4 weeks after leaving my husband, I ran into Megan in New Orleans, where I was hesitant to share with her what I had just done, and then undone. I was more concerned with sharing what I had undone, and I wasn’t sure why. The way I told Megan of the past 3 months, was through a question that has been forever etched in my memory, I said, “ Is it normal to be attracted to other men and not be attracted to my husband”? She said, “No,” with a very gentle by firm look. I said, “really?” because a part of me was surprised but not surprised at the same time. I was not surprised because I had know, yet didn’t want to face the mirror that was telling me for years that not only was I not happy, I wasn’t in love with husband, nor had I enjoyed intimacy with him for the past 15 years. Megan, then began to share with me some tools that helped me leave my husband for good.
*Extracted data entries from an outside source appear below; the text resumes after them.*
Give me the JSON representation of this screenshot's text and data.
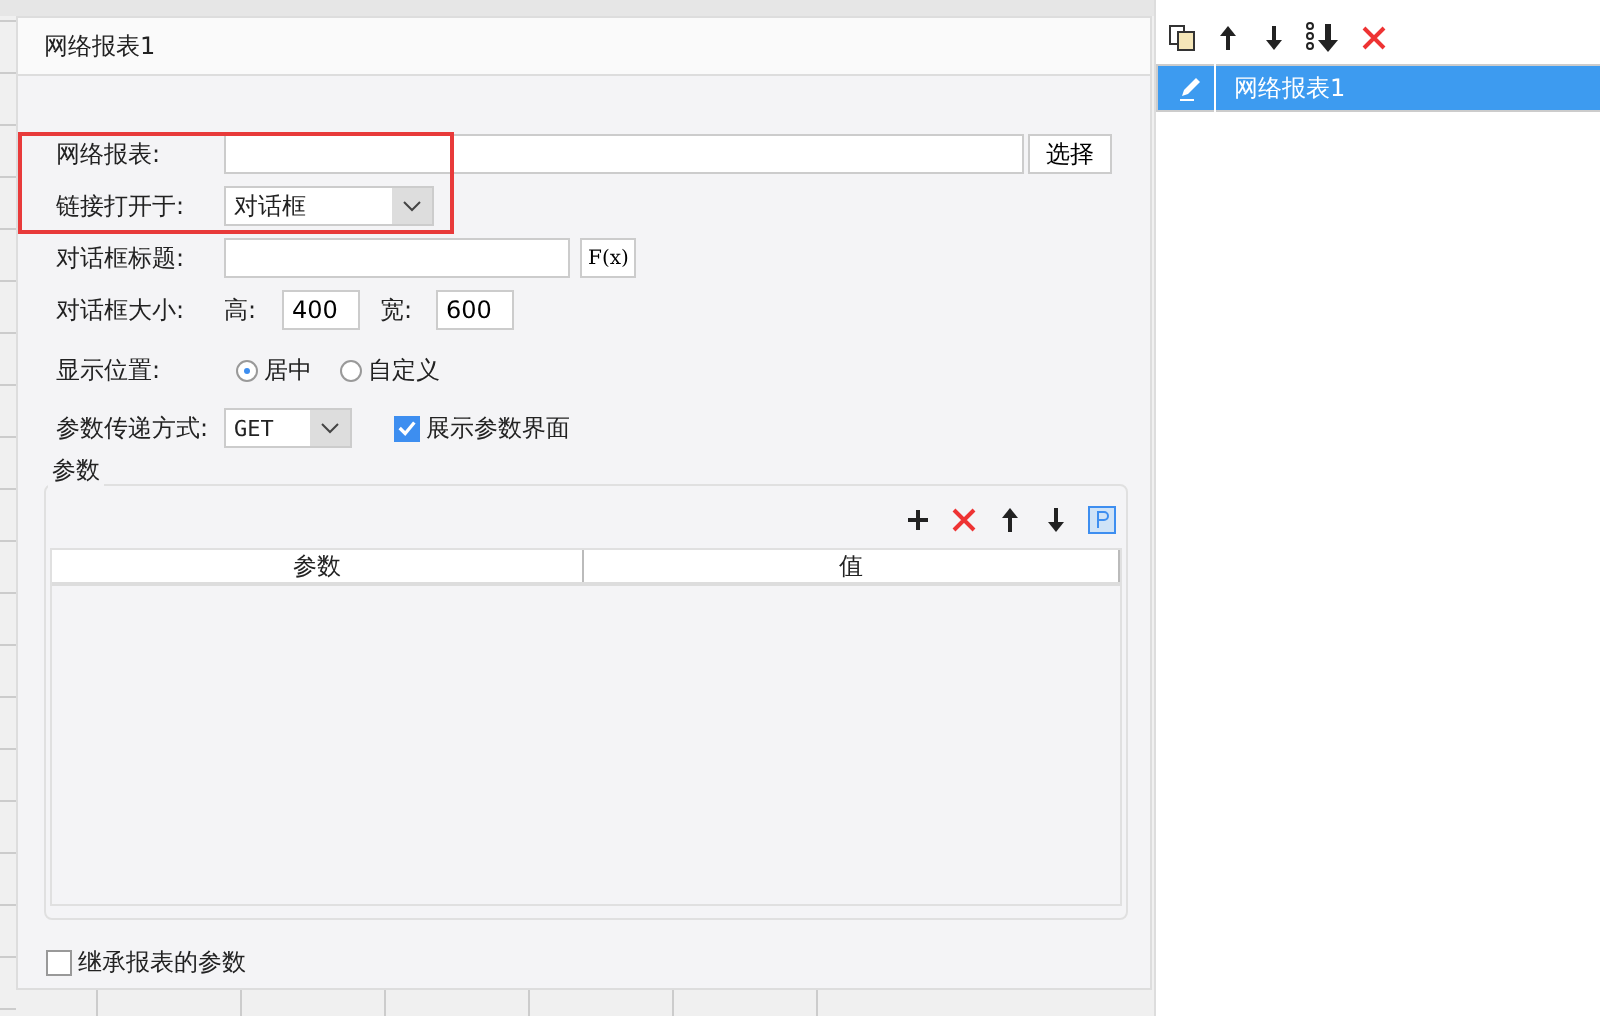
{
  "dialog": {
    "title": "网络报表1"
  },
  "form": {
    "report_label": "网络报表:",
    "choose_button": "选择",
    "open_in_label": "链接打开于:",
    "open_in_value": "对话框",
    "dialog_title_label": "对话框标题:",
    "formula_button": "F(x)",
    "size_label": "对话框大小:",
    "height_label": "高:",
    "height_value": "400",
    "width_label": "宽:",
    "width_value": "600",
    "position_label": "显示位置:",
    "positions": [
      {
        "label": "居中",
        "selected": true
      },
      {
        "label": "自定义",
        "selected": false
      }
    ],
    "method_label": "参数传递方式:",
    "method_value": "GET",
    "show_params": {
      "label": "展示参数界面",
      "checked": true
    }
  },
  "params": {
    "legend": "参数",
    "columns": [
      "参数",
      "值"
    ]
  },
  "inherit": {
    "label": "继承报表的参数",
    "checked": false
  },
  "highlight": true,
  "hyperlinks": {
    "items": [
      {
        "label": "网络报表1",
        "selected": true
      }
    ]
  }
}
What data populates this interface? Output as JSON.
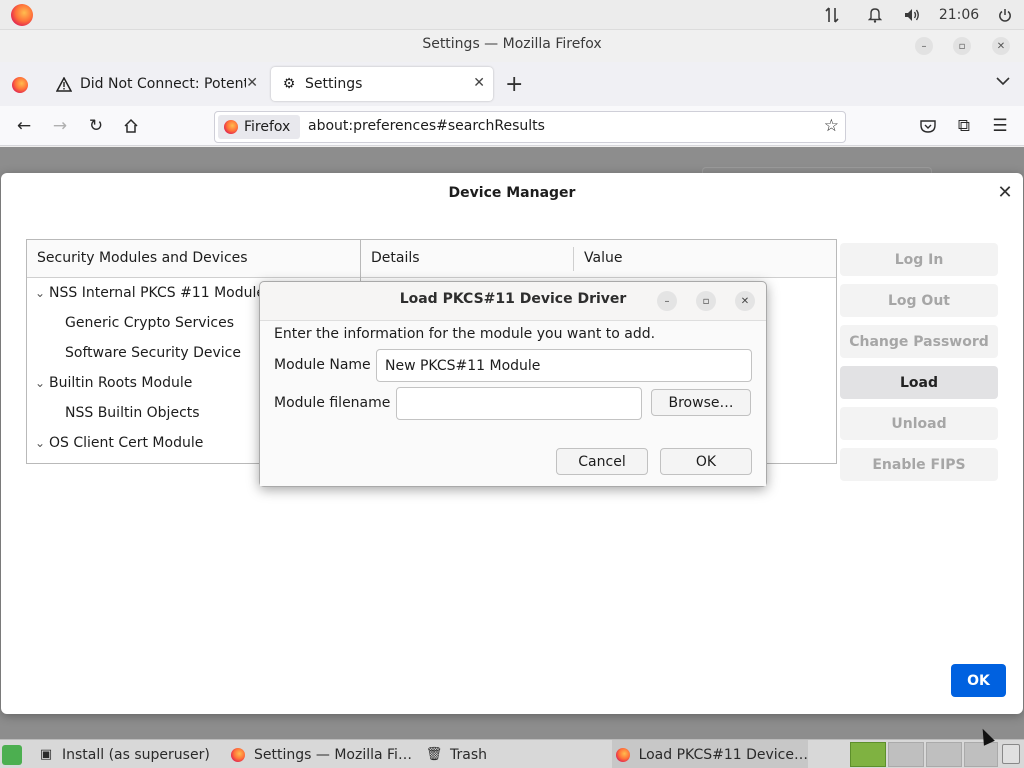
{
  "system_panel": {
    "clock": "21:06",
    "icons": [
      "firefox-icon",
      "network-icon",
      "notification-bell-icon",
      "volume-icon",
      "power-icon"
    ]
  },
  "window": {
    "title": "Settings — Mozilla Firefox"
  },
  "tabs": [
    {
      "label": "Did Not Connect: Potenti",
      "icon": "warning-icon",
      "active": false
    },
    {
      "label": "Settings",
      "icon": "gear-icon",
      "active": true
    }
  ],
  "urlbar": {
    "identity_label": "Firefox",
    "url": "about:preferences#searchResults"
  },
  "device_manager": {
    "title": "Device Manager",
    "tree_header": "Security Modules and Devices",
    "tree": [
      {
        "label": "NSS Internal PKCS #11 Module",
        "level": 0
      },
      {
        "label": "Generic Crypto Services",
        "level": 1
      },
      {
        "label": "Software Security Device",
        "level": 1
      },
      {
        "label": "Builtin Roots Module",
        "level": 0
      },
      {
        "label": "NSS Builtin Objects",
        "level": 1
      },
      {
        "label": "OS Client Cert Module",
        "level": 0
      }
    ],
    "details_header": "Details",
    "value_header": "Value",
    "buttons": {
      "log_in": "Log In",
      "log_out": "Log Out",
      "change_password": "Change Password",
      "load": "Load",
      "unload": "Unload",
      "enable_fips": "Enable FIPS"
    },
    "ok_label": "OK"
  },
  "load_dialog": {
    "title": "Load PKCS#11 Device Driver",
    "intro": "Enter the information for the module you want to add.",
    "module_name_label": "Module Name",
    "module_name_value": "New PKCS#11 Module",
    "module_filename_label": "Module filename",
    "module_filename_value": "",
    "browse_label": "Browse…",
    "cancel_label": "Cancel",
    "ok_label": "OK"
  },
  "taskbar": {
    "items": [
      {
        "label": "Install (as superuser)",
        "icon": "installer-icon"
      },
      {
        "label": "Settings — Mozilla Fi…",
        "icon": "firefox-icon"
      },
      {
        "label": "Trash",
        "icon": "trash-icon"
      },
      {
        "label": "Load PKCS#11 Device…",
        "icon": "firefox-icon"
      }
    ]
  },
  "colors": {
    "primary_button": "#0061e0",
    "active_workspace": "#7fb241"
  }
}
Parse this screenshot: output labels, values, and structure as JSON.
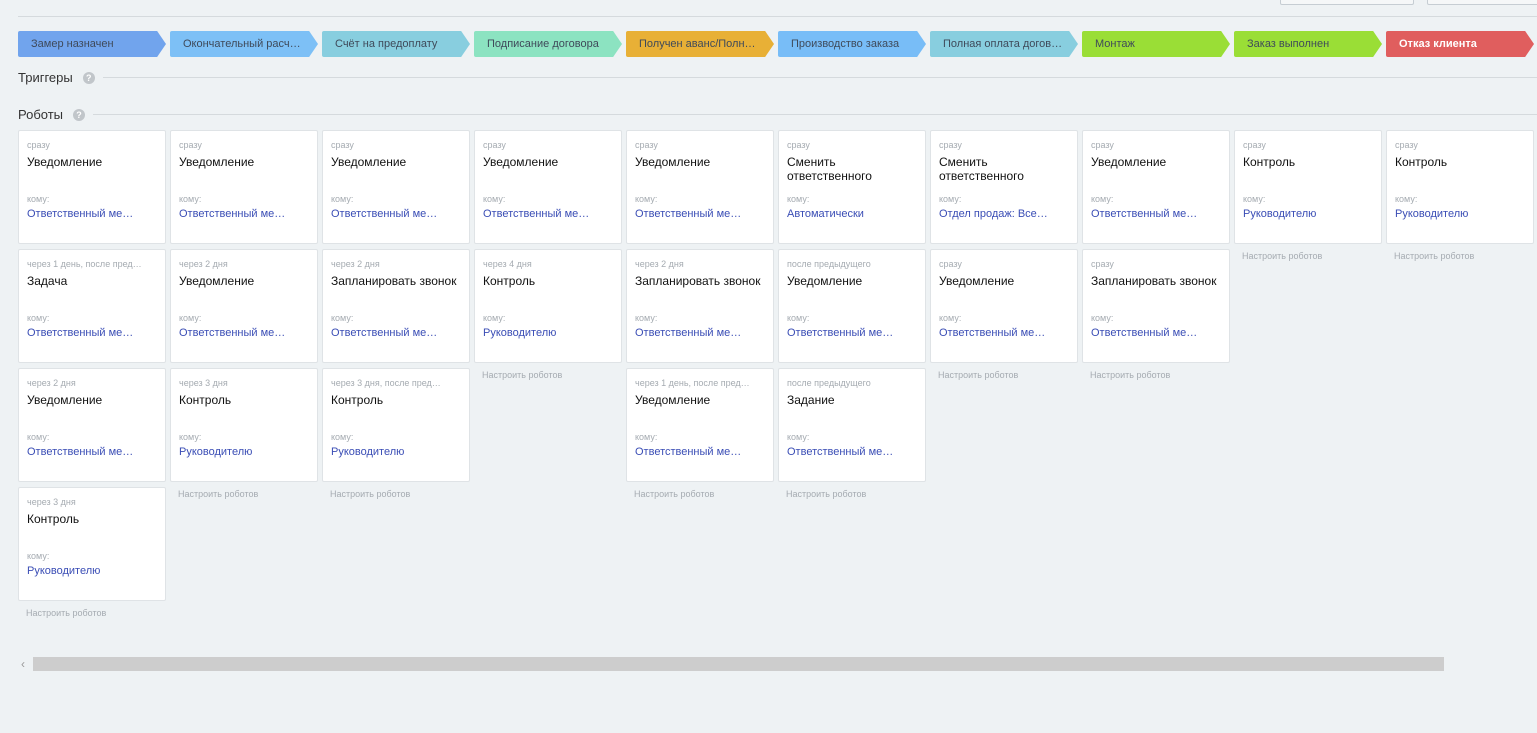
{
  "stages": [
    {
      "label": "Замер назначен",
      "color": "#71a4ed",
      "text": "#3f4a5a"
    },
    {
      "label": "Окончательный расч…",
      "color": "#7dc0f6",
      "text": "#3f4a5a"
    },
    {
      "label": "Счёт на предоплату",
      "color": "#88cedf",
      "text": "#3f4a5a"
    },
    {
      "label": "Подписание договора",
      "color": "#8ce3c1",
      "text": "#3f4a5a"
    },
    {
      "label": "Получен аванс/Полн…",
      "color": "#e8b036",
      "text": "#3f4a5a"
    },
    {
      "label": "Производство заказа",
      "color": "#78bdf7",
      "text": "#3f4a5a"
    },
    {
      "label": "Полная оплата догов…",
      "color": "#88cedf",
      "text": "#3f4a5a"
    },
    {
      "label": "Монтаж",
      "color": "#9ade36",
      "text": "#3f4a5a"
    },
    {
      "label": "Заказ выполнен",
      "color": "#9ade36",
      "text": "#3f4a5a"
    },
    {
      "label": "Отказ клиента",
      "color": "#e05e5e",
      "text": "#ffffff"
    }
  ],
  "sections": {
    "triggers": "Триггеры",
    "robots": "Роботы",
    "help": "?"
  },
  "to_label": "кому:",
  "setup_label": "Настроить роботов",
  "columns": [
    [
      {
        "when": "сразу",
        "title": "Уведомление",
        "who": "Ответственный ме…"
      },
      {
        "when": "через 1 день, после пред…",
        "title": "Задача",
        "who": "Ответственный ме…"
      },
      {
        "when": "через 2 дня",
        "title": "Уведомление",
        "who": "Ответственный ме…"
      },
      {
        "when": "через 3 дня",
        "title": "Контроль",
        "who": "Руководителю"
      }
    ],
    [
      {
        "when": "сразу",
        "title": "Уведомление",
        "who": "Ответственный ме…"
      },
      {
        "when": "через 2 дня",
        "title": "Уведомление",
        "who": "Ответственный ме…"
      },
      {
        "when": "через 3 дня",
        "title": "Контроль",
        "who": "Руководителю"
      }
    ],
    [
      {
        "when": "сразу",
        "title": "Уведомление",
        "who": "Ответственный ме…"
      },
      {
        "when": "через 2 дня",
        "title": "Запланировать звонок",
        "who": "Ответственный ме…"
      },
      {
        "when": "через 3 дня, после пред…",
        "title": "Контроль",
        "who": "Руководителю"
      }
    ],
    [
      {
        "when": "сразу",
        "title": "Уведомление",
        "who": "Ответственный ме…"
      },
      {
        "when": "через 4 дня",
        "title": "Контроль",
        "who": "Руководителю"
      }
    ],
    [
      {
        "when": "сразу",
        "title": "Уведомление",
        "who": "Ответственный ме…"
      },
      {
        "when": "через 2 дня",
        "title": "Запланировать звонок",
        "who": "Ответственный ме…"
      },
      {
        "when": "через 1 день, после пред…",
        "title": "Уведомление",
        "who": "Ответственный ме…"
      }
    ],
    [
      {
        "when": "сразу",
        "title": "Сменить ответственного",
        "who": "Автоматически"
      },
      {
        "when": "после предыдущего",
        "title": "Уведомление",
        "who": "Ответственный ме…"
      },
      {
        "when": "после предыдущего",
        "title": "Задание",
        "who": "Ответственный ме…"
      }
    ],
    [
      {
        "when": "сразу",
        "title": "Сменить ответственного",
        "who": "Отдел продаж: Все…"
      },
      {
        "when": "сразу",
        "title": "Уведомление",
        "who": "Ответственный ме…"
      }
    ],
    [
      {
        "when": "сразу",
        "title": "Уведомление",
        "who": "Ответственный ме…"
      },
      {
        "when": "сразу",
        "title": "Запланировать звонок",
        "who": "Ответственный ме…"
      }
    ],
    [
      {
        "when": "сразу",
        "title": "Контроль",
        "who": "Руководителю"
      }
    ],
    [
      {
        "when": "сразу",
        "title": "Контроль",
        "who": "Руководителю"
      }
    ]
  ],
  "scroll_left": "‹"
}
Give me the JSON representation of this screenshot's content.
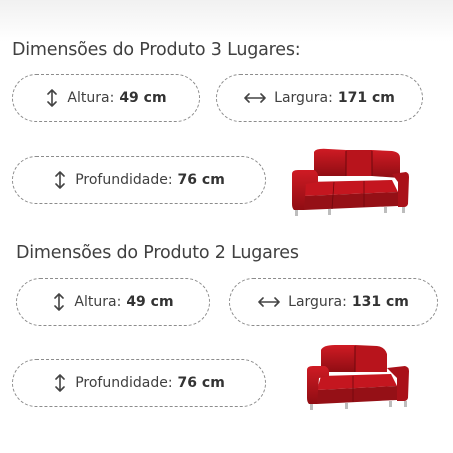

Two major things were instrumental in my successfully leaving not only what I had learned through hours, days and months of conversations with Megan, (1) Opening my imagination into the life that I have always imagined is not only possible is already in existence. I was already free, and I had already left my husband. (2) Accountability check points that she provided, helped me along the way, such as following-up with me regarding my first goal to a liberated life…putting a deposit down on my first apartment as an adult woman, the luxury apartment that I had imagined for years driving by while going to yoga classes next door.
Today, I can say that I am truly free, I am free from years of baggage, from emotional abuse and manipulation and from the psychological abuse that inflicted on myself because of the guilt, the guilt of leaving my family home and a husband, the quintessential life most American women covet. Although, the divorce process was difficult for my husband, it was to me a celebratory occasion. I celebrate myself daily, I no longer seek to please others or their validation in place of my own. I have learned to trust myself and be kind to my self, while setting imaginable goals, because I am the woman, who I have always wanted to be.